The use of which software technology to do which job is actually a trick of politics. The truth is that any Turing Complete language can naturally do the same job that any other Turing complete language can do. This means that the choice of a particular technology or suite of technologies is not based on some formal rigor but on some politically motivated choice.
Developers want portable skills, so they have the security of a selection of employers. Businesses want easily replaceable employees for various reasons including keeping wages lower. The result is that the market will likely force a single programming language to the fore-front even if it doesn't deserve this placement on technical merit.
The similar forces work on operating systems and hardware too. The push for commodity parts forces us into architectures like the PC and it's x86 instruction set. Today there are no real competitors to PC architecture. There are no real competitors for the desktop metaphor either.
Even if I mention Linux on the desktop I'm not really mentioning anything all that radical. Even Linux bends to a windows-esque operating metaphor.

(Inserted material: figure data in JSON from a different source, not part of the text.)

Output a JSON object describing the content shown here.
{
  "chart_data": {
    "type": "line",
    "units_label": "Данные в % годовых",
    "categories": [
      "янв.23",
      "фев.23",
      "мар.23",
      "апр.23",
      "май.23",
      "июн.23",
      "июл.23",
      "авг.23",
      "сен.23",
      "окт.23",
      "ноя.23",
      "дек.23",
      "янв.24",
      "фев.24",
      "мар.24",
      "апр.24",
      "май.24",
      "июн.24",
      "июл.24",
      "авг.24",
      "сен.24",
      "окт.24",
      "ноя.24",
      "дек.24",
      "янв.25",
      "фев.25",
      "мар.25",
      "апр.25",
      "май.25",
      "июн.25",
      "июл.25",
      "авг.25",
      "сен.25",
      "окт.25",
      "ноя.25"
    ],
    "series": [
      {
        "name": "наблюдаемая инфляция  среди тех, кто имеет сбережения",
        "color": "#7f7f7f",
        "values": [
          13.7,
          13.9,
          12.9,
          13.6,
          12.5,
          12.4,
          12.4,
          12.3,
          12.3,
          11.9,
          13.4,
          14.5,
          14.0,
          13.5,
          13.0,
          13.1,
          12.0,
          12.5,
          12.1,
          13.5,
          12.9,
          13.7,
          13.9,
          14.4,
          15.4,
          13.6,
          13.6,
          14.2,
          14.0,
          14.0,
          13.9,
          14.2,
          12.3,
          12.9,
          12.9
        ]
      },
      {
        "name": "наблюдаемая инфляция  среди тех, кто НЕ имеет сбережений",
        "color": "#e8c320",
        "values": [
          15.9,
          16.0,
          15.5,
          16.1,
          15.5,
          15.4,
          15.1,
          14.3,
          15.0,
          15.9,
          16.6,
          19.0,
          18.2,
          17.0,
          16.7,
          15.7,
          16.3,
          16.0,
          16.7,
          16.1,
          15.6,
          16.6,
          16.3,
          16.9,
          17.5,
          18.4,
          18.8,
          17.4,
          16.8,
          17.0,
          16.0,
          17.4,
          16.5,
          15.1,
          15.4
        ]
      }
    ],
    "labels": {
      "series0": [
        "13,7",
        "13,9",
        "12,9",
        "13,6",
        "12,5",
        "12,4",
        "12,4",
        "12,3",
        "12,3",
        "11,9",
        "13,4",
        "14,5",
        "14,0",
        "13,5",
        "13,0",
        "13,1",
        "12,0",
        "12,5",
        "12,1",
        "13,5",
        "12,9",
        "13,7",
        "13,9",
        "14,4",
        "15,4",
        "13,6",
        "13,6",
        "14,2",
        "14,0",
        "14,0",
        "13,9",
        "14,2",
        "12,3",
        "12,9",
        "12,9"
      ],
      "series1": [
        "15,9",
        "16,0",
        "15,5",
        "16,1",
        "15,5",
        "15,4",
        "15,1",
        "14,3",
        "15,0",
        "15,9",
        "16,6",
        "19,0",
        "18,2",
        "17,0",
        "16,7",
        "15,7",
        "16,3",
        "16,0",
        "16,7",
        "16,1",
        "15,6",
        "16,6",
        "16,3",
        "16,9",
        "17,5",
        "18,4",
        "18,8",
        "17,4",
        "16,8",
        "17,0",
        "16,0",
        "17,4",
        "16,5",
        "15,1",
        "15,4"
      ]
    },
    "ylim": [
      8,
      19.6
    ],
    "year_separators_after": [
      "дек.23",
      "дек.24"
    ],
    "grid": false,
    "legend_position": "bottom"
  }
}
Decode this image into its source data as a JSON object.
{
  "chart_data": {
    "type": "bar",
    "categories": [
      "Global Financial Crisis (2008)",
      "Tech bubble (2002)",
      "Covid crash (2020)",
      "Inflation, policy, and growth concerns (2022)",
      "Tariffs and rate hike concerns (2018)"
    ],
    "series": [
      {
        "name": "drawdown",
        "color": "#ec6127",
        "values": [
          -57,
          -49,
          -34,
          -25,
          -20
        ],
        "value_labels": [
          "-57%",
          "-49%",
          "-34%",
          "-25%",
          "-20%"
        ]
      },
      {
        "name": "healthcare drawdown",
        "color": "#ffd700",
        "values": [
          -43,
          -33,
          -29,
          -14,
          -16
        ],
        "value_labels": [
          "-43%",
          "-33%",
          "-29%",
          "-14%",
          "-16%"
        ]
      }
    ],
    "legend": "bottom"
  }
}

When GUI designers make GUI for Linux, the go back to windows-keyboard-mouse (can I call it "wikemo" and not get snickered at?)
That mono-culture means that the window-keyboard-mouse paradigm is even further locked in. But so are other paradigms that are equally arbitrary and equally locked into the computing psyche. The questions that need to be asked as we start to see more and more internet enabled devices are:
* Do these paradigms work for us still?
* Is there a better way to represent program structure for these devices?
* Is the better way worth the effort of changing everyone's mind?